Nothing was wrong, but a lot of things were very, very right. I felt at peace. I felt love for everybody around me. I felt like I was seeing things through somebody else’s eyes, somebody with a deep, abiding adoration for me and all people. I felt this way for several hours.
I had experienced another epiphany. This was not a religion of homophobic cultists. There was something special here, something real. I needed to know more about it. But most importantly I want to emphasize that I saw God differently. He is not the avenging, intolerant being of the secular imagination. He is love. He is perfection. And He wants to have a personal relationship with all of us. I was not given this gift of seeing the world through His eyes for a few hours so I could accept somebody else’s perception of Mormons: I was given this gift so I could understand that my relationship with Him is vertical and direct and that He is all I want Him to be.
To make a long story short, I was baptized a few months later. I received the priesthood. I went to the temple. I became a High Priest. And because of my faithfulness I found a lovely, perfect woman with whom I became sealed in the temple. My life right now is exactly what I want it to be. I am not missing anything important in my life, and I feel like I have a purpose.
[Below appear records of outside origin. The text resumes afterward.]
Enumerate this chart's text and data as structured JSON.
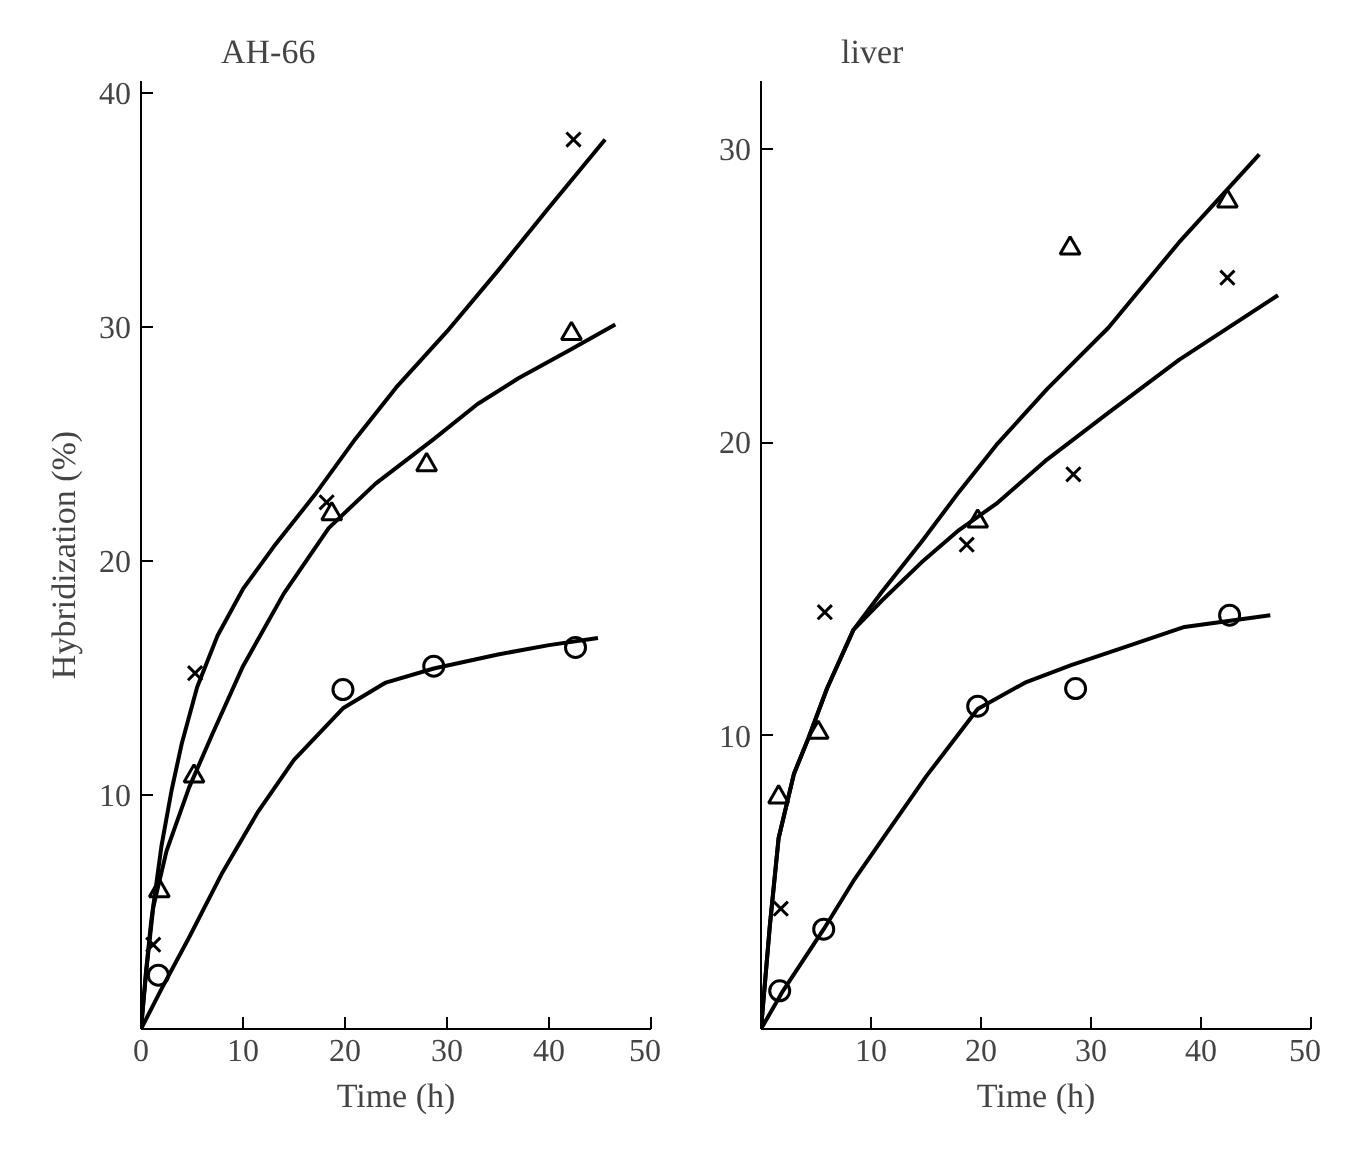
{
  "chart_data": [
    {
      "type": "scatter",
      "title": "AH-66",
      "xlabel": "Time (h)",
      "ylabel": "Hybridization (%)",
      "xlim": [
        0,
        50
      ],
      "ylim": [
        0,
        40.5
      ],
      "xticks": [
        0,
        10,
        20,
        30,
        40,
        50
      ],
      "yticks": [
        10,
        20,
        30,
        40
      ],
      "grid": false,
      "series": [
        {
          "marker": "cross",
          "color": "#000000",
          "x": [
            1.2,
            5.3,
            18.2,
            42.4
          ],
          "values": [
            3.6,
            15.2,
            22.5,
            38.0
          ]
        },
        {
          "marker": "triangle",
          "color": "#000000",
          "x": [
            1.8,
            5.2,
            18.7,
            28.0,
            42.2
          ],
          "values": [
            5.9,
            10.8,
            22.0,
            24.1,
            29.7
          ]
        },
        {
          "marker": "circle",
          "color": "#000000",
          "x": [
            1.7,
            19.8,
            28.7,
            42.6
          ],
          "values": [
            2.3,
            14.5,
            15.5,
            16.3
          ]
        },
        {
          "type": "line",
          "marker": "none",
          "color": "#000000",
          "x": [
            0,
            0.5,
            1,
            2,
            3,
            4,
            5.5,
            7.5,
            10,
            13,
            17,
            21,
            25,
            30,
            35,
            40,
            45.5
          ],
          "values": [
            0,
            2.5,
            4.6,
            7.8,
            10.2,
            12.2,
            14.6,
            16.8,
            18.8,
            20.6,
            22.8,
            25.2,
            27.4,
            29.8,
            32.4,
            35.1,
            38
          ]
        },
        {
          "type": "line",
          "marker": "none",
          "color": "#000000",
          "x": [
            0,
            0.5,
            1.2,
            2.5,
            4.7,
            7,
            10,
            14,
            18.4,
            23,
            28.7,
            33,
            37,
            42,
            46.5
          ],
          "values": [
            0,
            2.4,
            5.2,
            7.6,
            10.3,
            12.6,
            15.5,
            18.6,
            21.4,
            23.3,
            25.2,
            26.7,
            27.8,
            29,
            30.1
          ]
        },
        {
          "type": "line",
          "marker": "none",
          "color": "#000000",
          "x": [
            0,
            2,
            4.7,
            8,
            11.5,
            15,
            19.8,
            24,
            28.7,
            35,
            40,
            44.8
          ],
          "values": [
            0,
            1.7,
            3.9,
            6.7,
            9.3,
            11.5,
            13.7,
            14.8,
            15.4,
            16,
            16.4,
            16.7
          ]
        }
      ]
    },
    {
      "type": "scatter",
      "title": "liver",
      "xlabel": "Time (h)",
      "xlim": [
        0,
        50
      ],
      "ylim": [
        0,
        32.3
      ],
      "xticks": [
        10,
        20,
        30,
        40,
        50
      ],
      "yticks": [
        10,
        20,
        30
      ],
      "grid": false,
      "series": [
        {
          "marker": "triangle",
          "color": "#000000",
          "x": [
            1.6,
            5.2,
            19.7,
            28.1,
            42.4
          ],
          "values": [
            7.9,
            10.1,
            17.3,
            26.6,
            28.2
          ]
        },
        {
          "marker": "cross",
          "color": "#000000",
          "x": [
            1.8,
            5.8,
            18.7,
            28.4,
            42.4
          ],
          "values": [
            4.1,
            14.2,
            16.5,
            18.9,
            25.6
          ]
        },
        {
          "marker": "circle",
          "color": "#000000",
          "x": [
            1.7,
            5.7,
            19.7,
            28.6,
            42.6
          ],
          "values": [
            1.3,
            3.4,
            11.0,
            11.6,
            14.1
          ]
        },
        {
          "type": "line",
          "marker": "none",
          "color": "#000000",
          "x": [
            0,
            0.8,
            1.6,
            3,
            4.3,
            6,
            8.4,
            11,
            14.6,
            18,
            21.4,
            26,
            31.6,
            38,
            45.3
          ],
          "values": [
            0,
            3.5,
            6.5,
            8.7,
            9.9,
            11.6,
            13.6,
            14.9,
            16.6,
            18.3,
            19.9,
            21.8,
            23.9,
            26.8,
            29.8
          ]
        },
        {
          "type": "line",
          "marker": "none",
          "color": "#000000",
          "x": [
            0,
            0.8,
            1.6,
            3,
            4.3,
            6,
            8.4,
            11,
            14.6,
            18,
            21.4,
            26,
            31.6,
            38,
            47
          ],
          "values": [
            0,
            3.5,
            6.5,
            8.7,
            9.9,
            11.6,
            13.6,
            14.6,
            15.9,
            17,
            17.9,
            19.4,
            21,
            22.8,
            25
          ]
        },
        {
          "type": "line",
          "marker": "none",
          "color": "#000000",
          "x": [
            0,
            2,
            5.7,
            8.5,
            11.1,
            15,
            19.7,
            24,
            28.2,
            33,
            38.5,
            46.3
          ],
          "values": [
            0,
            1.3,
            3.4,
            5.1,
            6.5,
            8.6,
            10.9,
            11.8,
            12.4,
            13,
            13.7,
            14.1
          ]
        }
      ]
    }
  ]
}
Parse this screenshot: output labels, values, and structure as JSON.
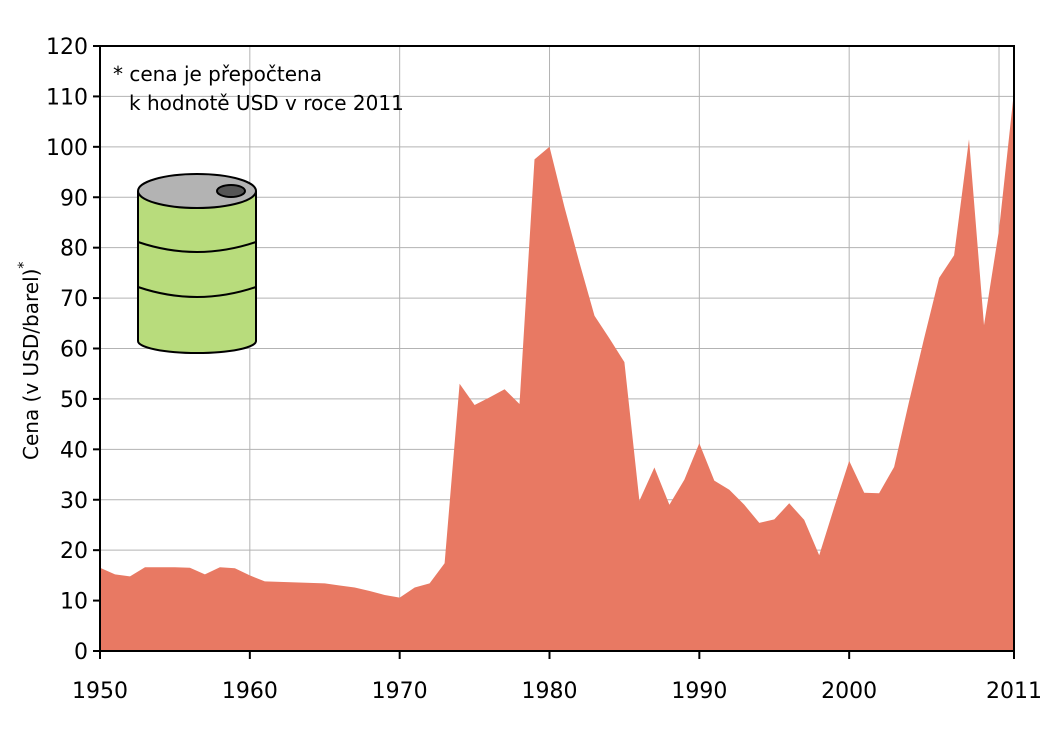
{
  "chart_data": {
    "type": "area",
    "ylabel": "Cena (v USD/barel)",
    "ylabel_mark": "*",
    "note": [
      "* cena je přepočtena",
      "k hodnotě USD v roce 2011"
    ],
    "xlim": [
      1950,
      2011
    ],
    "ylim": [
      0,
      120
    ],
    "x_ticks": [
      1950,
      1960,
      1970,
      1980,
      1990,
      2000,
      2011
    ],
    "y_ticks": [
      0,
      10,
      20,
      30,
      40,
      50,
      60,
      70,
      80,
      90,
      100,
      110,
      120
    ],
    "grid": true,
    "colors": {
      "fill": "#e87963",
      "grid": "#b3b3b3",
      "barrel_body": "#b8dc7c",
      "barrel_lid": "#b3b3b3"
    },
    "icon": "oil-barrel-icon",
    "x": [
      1950,
      1951,
      1952,
      1953,
      1954,
      1955,
      1956,
      1957,
      1958,
      1959,
      1960,
      1961,
      1962,
      1963,
      1964,
      1965,
      1966,
      1967,
      1968,
      1969,
      1970,
      1971,
      1972,
      1973,
      1974,
      1975,
      1976,
      1977,
      1978,
      1979,
      1980,
      1981,
      1982,
      1983,
      1984,
      1985,
      1986,
      1987,
      1988,
      1989,
      1990,
      1991,
      1992,
      1993,
      1994,
      1995,
      1996,
      1997,
      1998,
      1999,
      2000,
      2001,
      2002,
      2003,
      2004,
      2005,
      2006,
      2007,
      2008,
      2009,
      2010,
      2011
    ],
    "values": [
      16.5,
      15.2,
      14.8,
      16.6,
      16.6,
      16.6,
      16.5,
      15.2,
      16.6,
      16.4,
      15.0,
      13.8,
      13.7,
      13.6,
      13.5,
      13.4,
      13.0,
      12.6,
      11.9,
      11.1,
      10.6,
      12.6,
      13.4,
      17.4,
      53.0,
      48.8,
      50.3,
      51.9,
      49.0,
      97.5,
      100.0,
      88.0,
      77.0,
      66.5,
      62.0,
      57.3,
      29.8,
      36.4,
      29.0,
      34.0,
      41.2,
      33.8,
      32.0,
      29.0,
      25.4,
      26.1,
      29.3,
      26.0,
      19.0,
      28.5,
      37.7,
      31.4,
      31.3,
      36.5,
      49.5,
      62.0,
      74.0,
      78.5,
      101.5,
      64.6,
      83.5,
      111.0
    ]
  }
}
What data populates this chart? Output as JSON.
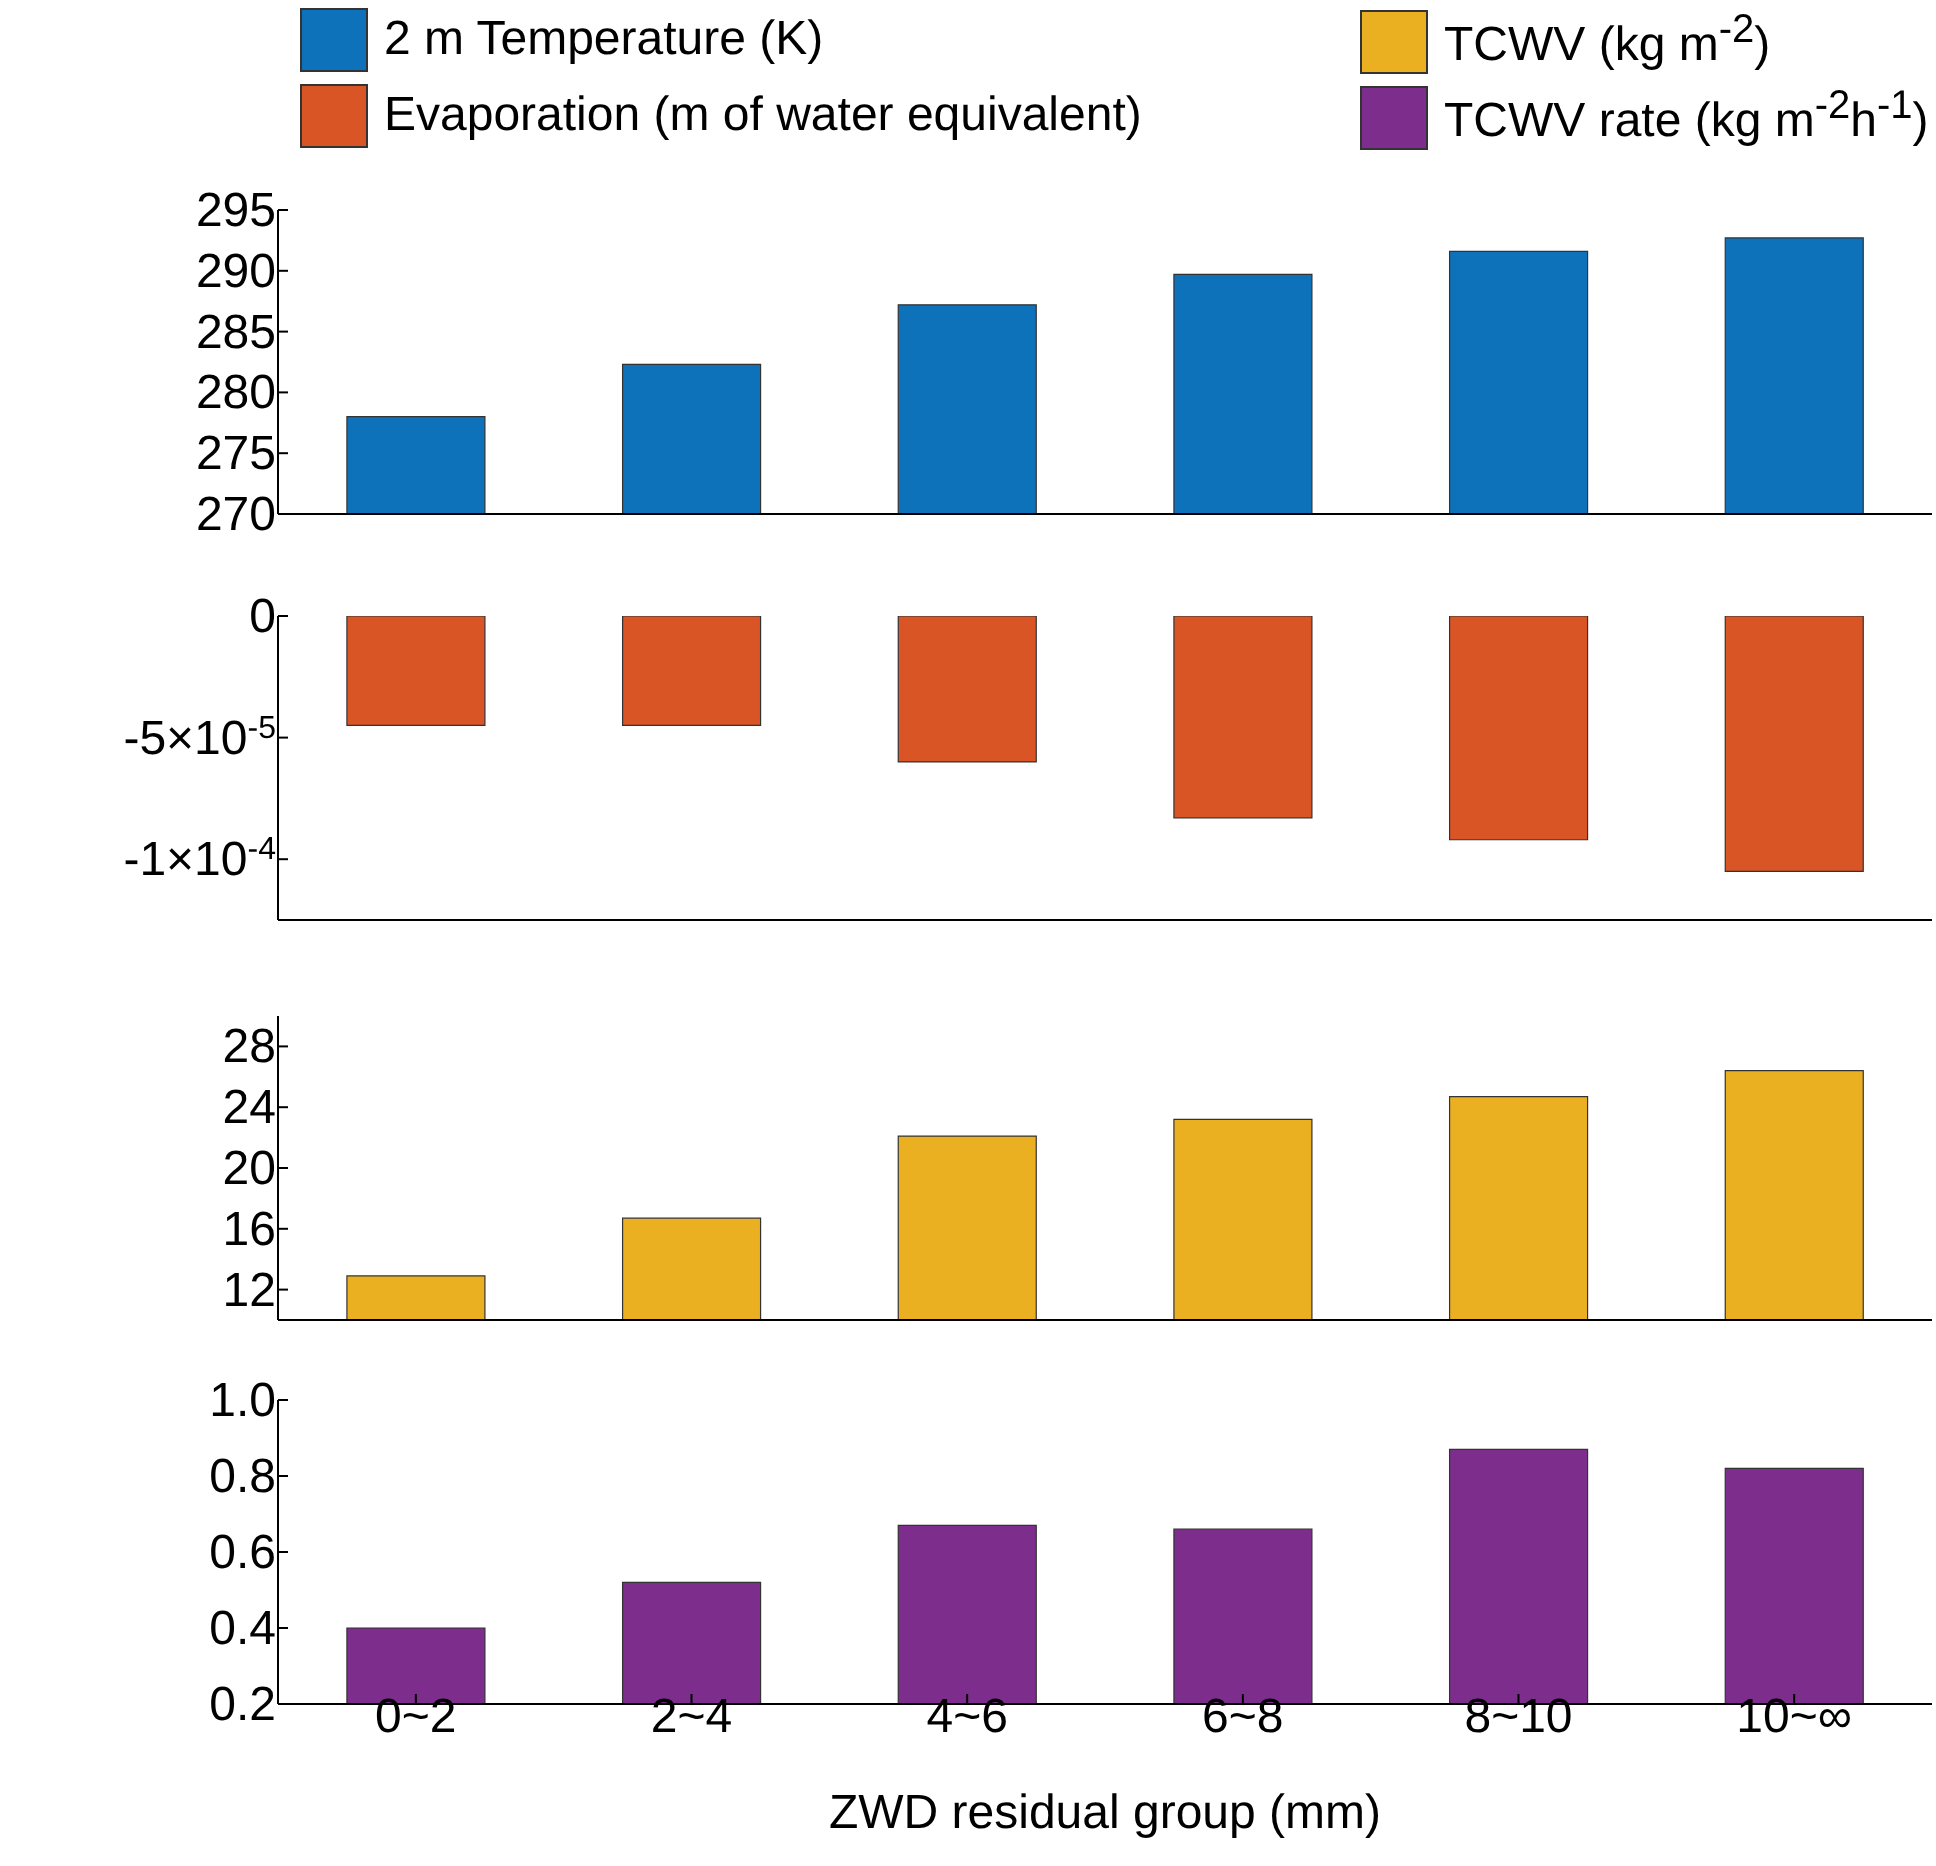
{
  "chart_data": [
    {
      "type": "bar",
      "categories": [
        null,
        null,
        null,
        null,
        null,
        null
      ],
      "series": [
        {
          "name": "2 m Temperature (K)",
          "color": "#0e72bb",
          "values": [
            278.0,
            282.3,
            287.2,
            289.7,
            291.6,
            292.7
          ]
        }
      ],
      "ylim": [
        270,
        295
      ],
      "yticks": [
        270,
        275,
        280,
        285,
        290,
        295
      ],
      "tick_labels": "y",
      "legend": "top"
    },
    {
      "type": "bar",
      "categories": [
        null,
        null,
        null,
        null,
        null,
        null
      ],
      "series": [
        {
          "name": "Evaporation (m of water equivalent)",
          "color": "#d95526",
          "values": [
            -4.5e-05,
            -4.5e-05,
            -6e-05,
            -8.3e-05,
            -9.2e-05,
            -0.000105
          ]
        }
      ],
      "ylim": [
        -0.000125,
        0
      ],
      "yticks": [
        {
          "value": -0.0001,
          "label": "-1×10$^{-4}$"
        },
        {
          "value": -5e-05,
          "label": "-5×10$^{-5}$"
        },
        0
      ],
      "tick_labels": "y",
      "legend": "top"
    },
    {
      "type": "bar",
      "categories": [
        null,
        null,
        null,
        null,
        null,
        null
      ],
      "series": [
        {
          "name": "TCWV (kg m$^{-2}$)",
          "color": "#ebb022",
          "values": [
            12.9,
            16.7,
            22.1,
            23.2,
            24.7,
            26.4
          ]
        }
      ],
      "ylim": [
        10,
        30
      ],
      "yticks": [
        12,
        16,
        20,
        24,
        28
      ],
      "tick_labels": "y",
      "legend": "top"
    },
    {
      "type": "bar",
      "categories": [
        "0~2",
        "2~4",
        "4~6",
        "6~8",
        "8~10",
        "10~∞"
      ],
      "series": [
        {
          "name": "TCWV rate (kg m$^{-2}$h$^{-1}$)",
          "color": "#7d2e8c",
          "values": [
            0.4,
            0.52,
            0.67,
            0.66,
            0.87,
            0.82
          ]
        }
      ],
      "xlabel": "ZWD residual group (mm)",
      "ylim": [
        0.2,
        1.0
      ],
      "yticks": [
        0.2,
        0.4,
        0.6,
        0.8,
        {
          "value": 1,
          "label": "1.0"
        }
      ],
      "legend": "top"
    }
  ]
}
One of the most important changes is that when I was miserable I only thought about myself. Now that I am happier I find myself thinking a lot more about others. Isn’t this what we are supposed to do?
My experience has shown that we need to be open to new information. Too many people are not. They reject information that does not fit their paradigm. Of course, I do this now too. I don’t spend a lot of time devouring anti-Mormon literature, just to use one example. I already know that such stuff is not true, and I don’t need to learn that lesson again. So I admit the whole “open-minded” thing is difficult to carry out precisely. You cannot be open-minded to all information because there is simply not enough time to read and absorb everything. You have to pick and choose what information you seek out.
I guess the test I would suggest is this: does the information build up rather than tear down? What is the motivation of the writers? Does the information promote personal and societal liberty, yes or no?
I recognize that other people have had paradigm shifts and come to different conclusions that I have. That’s cool. We all have our own road to walk. But this particular road “works” for me. By their fruits ye shall know them.